Files
Abstract
Recently, investigators have illustrated the limited reproducibility in radiomics research preventing the translation of radiomics-based models into clinical practice. Therefore, it is important to understand the dependence of radiomics research on each component of the radiomics workflow and whether harmonization methods can limit this dependency.
First, radiomic features were extracted from CT scans depicting a cadaveric liver when scans were acquired and reconstructed with 17 different imaging parameters. Feature values were compared between one reference scan and the remaining 16 modified scans. Reducing the field of view or using coronal slices instead of axial slices resulted in the greatest number of features reflecting significant differences (67.6% and 35.9%, respectively), while slight changes in tube voltage, pitch, or slice interval resulted in the least (0.7% each). To mitigate these differences, five harmonization methods were implemented: histogram normalization, pixel size resampling, Butterworth filtering, resampling and filtering combined, and ComBat harmonization. While histogram normalization maintained or reduced the number of features reflecting significant differences for each scan, ComBat harmonization reduced the number of features reflecting significance to zero for all imaging parameters.
The dependence of radiomic features on the feature calculation process was also investigated. Five radiomic software packages (A1, A2, IBEX, MaZda, and Pyradiomics) were used to calculate 12 common features using databases of mammograms, head and neck (HN) CT scans, and breast MRI scans.
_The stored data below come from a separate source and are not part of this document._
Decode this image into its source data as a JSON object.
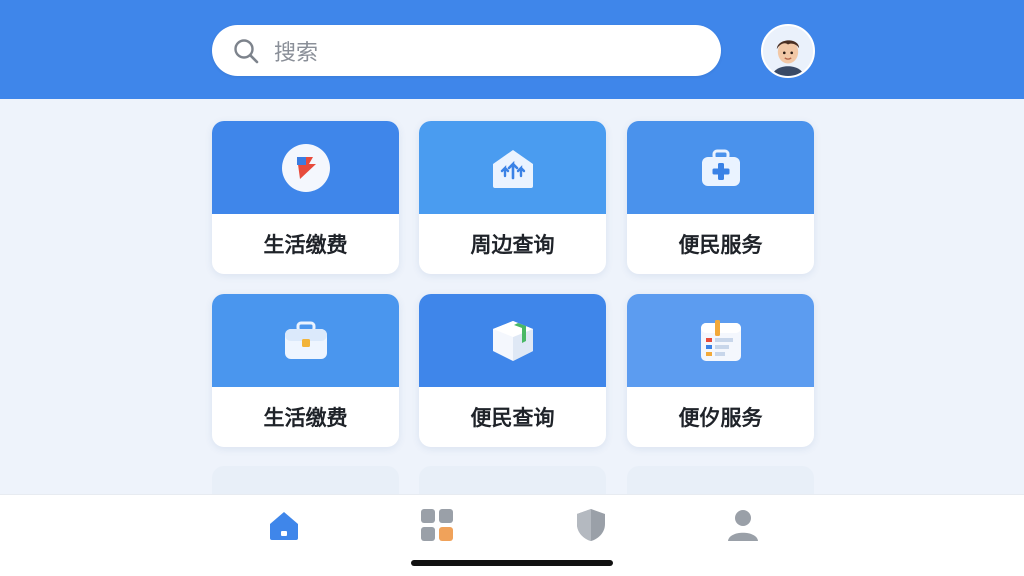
{
  "header": {
    "search": {
      "placeholder": "搜索"
    }
  },
  "colors": {
    "header_bg": "#3f86ea",
    "page_bg": "#eef3fb",
    "card_top_1": "#3f86ea",
    "card_top_2": "#4a9cf0",
    "tab_active": "#3f86ea",
    "tab_inactive": "#9aa0a8"
  },
  "grid": {
    "items": [
      {
        "label": "生活缴费",
        "icon": "payment-flag-icon"
      },
      {
        "label": "周边查询",
        "icon": "nearby-house-icon"
      },
      {
        "label": "便民服务",
        "icon": "medical-kit-icon"
      },
      {
        "label": "生活缴费",
        "icon": "briefcase-icon"
      },
      {
        "label": "便民查询",
        "icon": "package-box-icon"
      },
      {
        "label": "便㐴服务",
        "icon": "calendar-list-icon"
      }
    ]
  },
  "tabbar": {
    "tabs": [
      {
        "icon": "home-icon",
        "active": true
      },
      {
        "icon": "apps-grid-icon",
        "active": false
      },
      {
        "icon": "shield-icon",
        "active": false
      },
      {
        "icon": "user-icon",
        "active": false
      }
    ]
  }
}
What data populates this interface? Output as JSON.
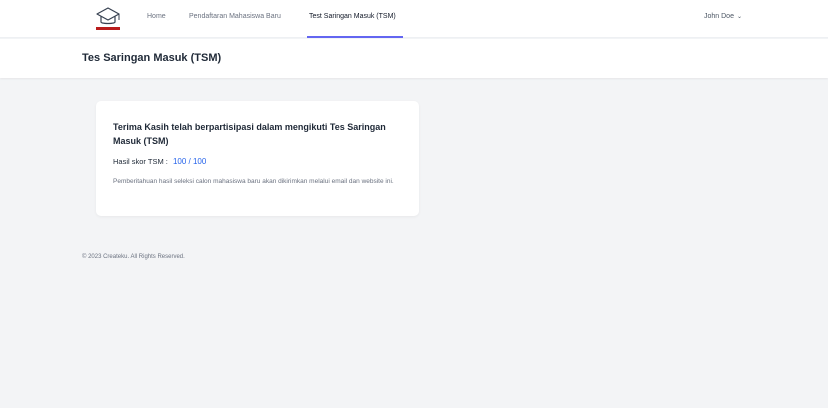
{
  "nav": {
    "home": "Home",
    "registration": "Pendaftaran Mahasiswa Baru",
    "tsm": "Test Saringan Masuk (TSM)",
    "user_name": "John Doe"
  },
  "header": {
    "title": "Tes Saringan Masuk (TSM)"
  },
  "card": {
    "title": "Terima Kasih telah berpartisipasi dalam mengikuti Tes Saringan Masuk (TSM)",
    "score_label": "Hasil skor TSM :",
    "score_value": "100 / 100",
    "note": "Pemberitahuan hasil seleksi calon mahasiswa baru akan dikirimkan melalui email dan website ini."
  },
  "footer": {
    "copyright": "© 2023 Createku. All Rights Reserved."
  },
  "colors": {
    "accent": "#6366f1",
    "score": "#2563eb",
    "logo": "#b91c1c"
  }
}
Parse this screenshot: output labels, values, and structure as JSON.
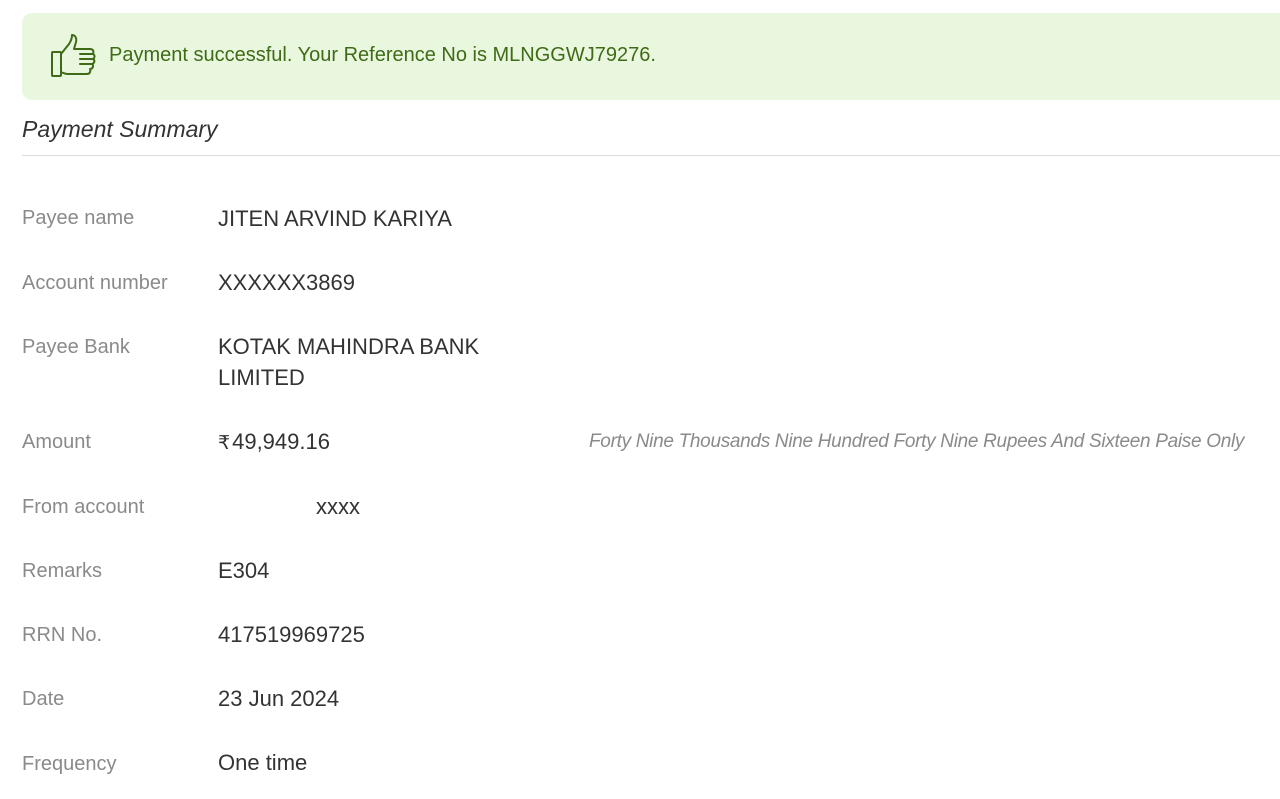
{
  "banner": {
    "icon": "thumbs-up-icon",
    "message": "Payment successful. Your Reference No is MLNGGWJ79276.",
    "bg_color": "#eaf7df",
    "text_color": "#3f6b17"
  },
  "summary": {
    "title": "Payment Summary",
    "rows": {
      "payee_name": {
        "label": "Payee name",
        "value": "JITEN ARVIND KARIYA"
      },
      "account_number": {
        "label": "Account number",
        "value": "XXXXXX3869"
      },
      "payee_bank": {
        "label": "Payee Bank",
        "value_line1": "KOTAK MAHINDRA BANK",
        "value_line2": "LIMITED"
      },
      "amount": {
        "label": "Amount",
        "currency": "₹",
        "value": "49,949.16",
        "in_words": "Forty Nine Thousands Nine Hundred Forty Nine Rupees And Sixteen Paise Only"
      },
      "from_account": {
        "label": "From account",
        "value": "xxxx"
      },
      "remarks": {
        "label": "Remarks",
        "value": "E304"
      },
      "rrn": {
        "label": "RRN No.",
        "value": "417519969725"
      },
      "date": {
        "label": "Date",
        "value": "23 Jun 2024"
      },
      "frequency": {
        "label": "Frequency",
        "value": "One time"
      }
    }
  }
}
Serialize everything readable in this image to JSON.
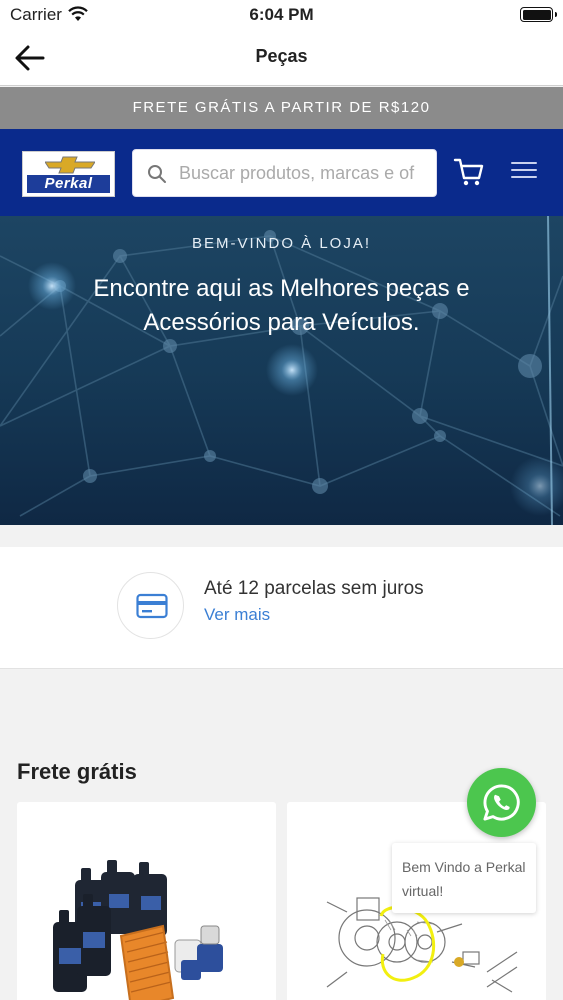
{
  "status_bar": {
    "carrier": "Carrier",
    "time": "6:04 PM"
  },
  "nav": {
    "title": "Peças",
    "back_icon": "arrow-left-icon"
  },
  "promo": {
    "text": "FRETE GRÁTIS A PARTIR DE R$120",
    "background": "#8b8b8b"
  },
  "header": {
    "background": "#0a2a8c",
    "logo_text": "Perkal",
    "search_placeholder": "Buscar produtos, marcas e of",
    "icons": [
      "search-icon",
      "cart-icon",
      "hamburger-menu-icon"
    ]
  },
  "hero": {
    "kicker": "BEM-VINDO À LOJA!",
    "headline_line1": "Encontre aqui as Melhores peças e",
    "headline_line2": "Acessórios para Veículos."
  },
  "installments": {
    "title": "Até 12 parcelas sem juros",
    "link": "Ver mais",
    "icon": "credit-card-icon",
    "accent": "#3b7fd4"
  },
  "free_shipping": {
    "section_title": "Frete grátis",
    "products": [
      {
        "image": "oil-bottles-and-filters"
      },
      {
        "image": "clutch-kit-diagram"
      }
    ]
  },
  "chat": {
    "icon": "whatsapp-icon",
    "message": "Bem Vindo a Perkal virtual!",
    "color": "#4cc64e"
  }
}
For the mammography and HN CT databases, 11/12 features reflected significant differences among packages, while 9/12 features reflected significance for the breast MRI database. When assessing the agreement in feature values among packages using the intraclass correlation coefficient (ICC), 5, 4, and 5 out of 12 features reflected excellent agreement for the mammography, HN CT, and breast MRI databases, respectively.
The effect of differences in radiomics software was quantified by extracting feature values with packages A1, IBEX, and Pyradiomics from CT scans of patients undergoing radiation therapy (RT). Due to therapy, 19% of patients developed radiation pneumonitis (RP). The changes in eight feature values between pre- and post-RT CT scans were calculated with each package and used to classify patients with RP. Based on analysis of variance (ANOVA), features associated with RP development differed among the three packages for 2/8 features. When assessing classification ability, first-order features reflected greater agreement in classification ability but began to deviate for higher-order features.
The potential of mitigating the differences in software packages was assessed using ComBat harmonization. The models described in the previous chapter (M_Avg models) were compared to three models with ComBat implemented at different components of the feature calculation process. ComBat harmonized feature among packages A1, IBEX, and Pyradiomics, and changes in feature classified patients with RP. Based on ANOVA tests, M_Avg models resulted in 5/8 features reflecting significant differences, while the ComBat-based models reduced the number of features reflecting significance (0-2 features). M_Avg models resulted in moderate agreement in AUC values (ICC: 0.727), while the ComBat-based methods resulted in decreased agreement (ICC: 0.637-0.677). When features were normalized before ComBat, ICCs approached that of M_Avg models (ICC: 0.733).